Ein paar Flüge am Tag sollen bleiben

Die Notmaßnahmen für diesen Fall enthalten einen Vorschlag, um bestimmte Flugverbindungen zwischen Großbritannien und der EU für sechs Monate aufrechtzuerhalten – basierend auf Gegenseitigkeit mit Großbritannien. Auch für die Anerkennung von Sicherheitszertifikaten für Flugzeuge soll es eine Übergangsregel geben, damit diese nicht in der EU stillgelegt werden müssen.

Eine ähnliche Regelung auf Gegenseitigkeit soll es geben, um Frachttransporte und Passagierverkehr aufrechtzuerhalten, ebenfalls für sechs Monate.

Notmaßnahmen verzögert

Für das politisch sehr umstrittene Thema Fischerei schlägt die EU-Kommission einen Rechtsrahmen vor, der bis 31. Dezember 2021 gelten soll – oder bis zu einem Fischereiabkommen mit Großbritannien. Diese Vereinbarung soll den Zugang von britischen Fischkuttern in EU-Gewässer regeln und umgekehrt. Die Kommission werde eng mit dem Europaparlament und dem Ministerrat zusammenarbeiten, um die Regelungen noch vor dem 1. Jänner 2021 in Kraft zu setzen.

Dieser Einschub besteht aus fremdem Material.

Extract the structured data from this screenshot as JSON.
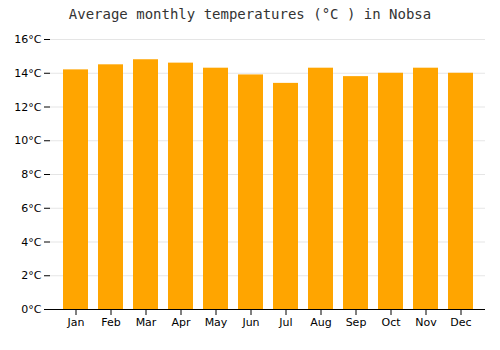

Mehrere EU-Staaten hatten die Kommission immer wieder gedrängt, diese Notfallmaßnahmen voranzutreiben. Die Kommission hatte dies hinausgezögert. Jetzt begründete sie den Vorstoß mit der großen Unsicherheit, ob bis 1. Jänner ein Handelsabkommen in Kraft ist, das diese Maßnahmen unnötig machen würde.

Wettanbieter sehen "No Deal" als wahrscheinlich

Von der Leyen hatte am Mittwochabend bei einem dreistündigen Gespräch mit Premier Boris Johnson keinen erkennbaren Fortschritt erzielt. Das Gespräch sei lang und gut gewesen, sagte von der Leyen am Donnerstag vor Beginn des EU-Gipfels in Brüssel. Aber: "Es ist schwierig." Am 31. Dezember endet die Brexit-Übergangsfrist, und Großbritannien scheidet aus dem Binnenmarkt und der Zollunion aus. Mehrere britische Wettanbieter sehen mittlerweile eine mehr als 50-prozentige Chance für einen "No Deal".

Charles Michel, der Präsident des Europäischen Rates, sagte bei seinem Eintreffen zum Gipfel in Brüssel am Donnerstag, der Brexit sei nicht das wichtigste Thema auf der Agenda: "Die Verhandlungen dauern noch an." Man erwarte neue Informationen vonseiten der EU-Kommission und werde den Brexit nicht allzu lange diskutieren, so Michel.

Kurz rechnet mit Einigung

Trotz der bestehenden Differenzen rechnet Bundeskanzler Sebastian Kurz (ÖVP) noch mit einem Handelsabkommen zwischen der EU und Großbritannien. "Es gibt noch einige offene Fragen, aber ich glaube, dass Ursula von der Leyen und Boris Johnson in der Lage sein werden, diese letzten offenen Punkte zu lösen", sagte Kurz in einem Interview mit dem amerikanischen Sender CNN. "Ich glaube nicht, dass das Vereinigte Königreich und Boris Johnson wirklich ein No-Deal-Szenario wollen."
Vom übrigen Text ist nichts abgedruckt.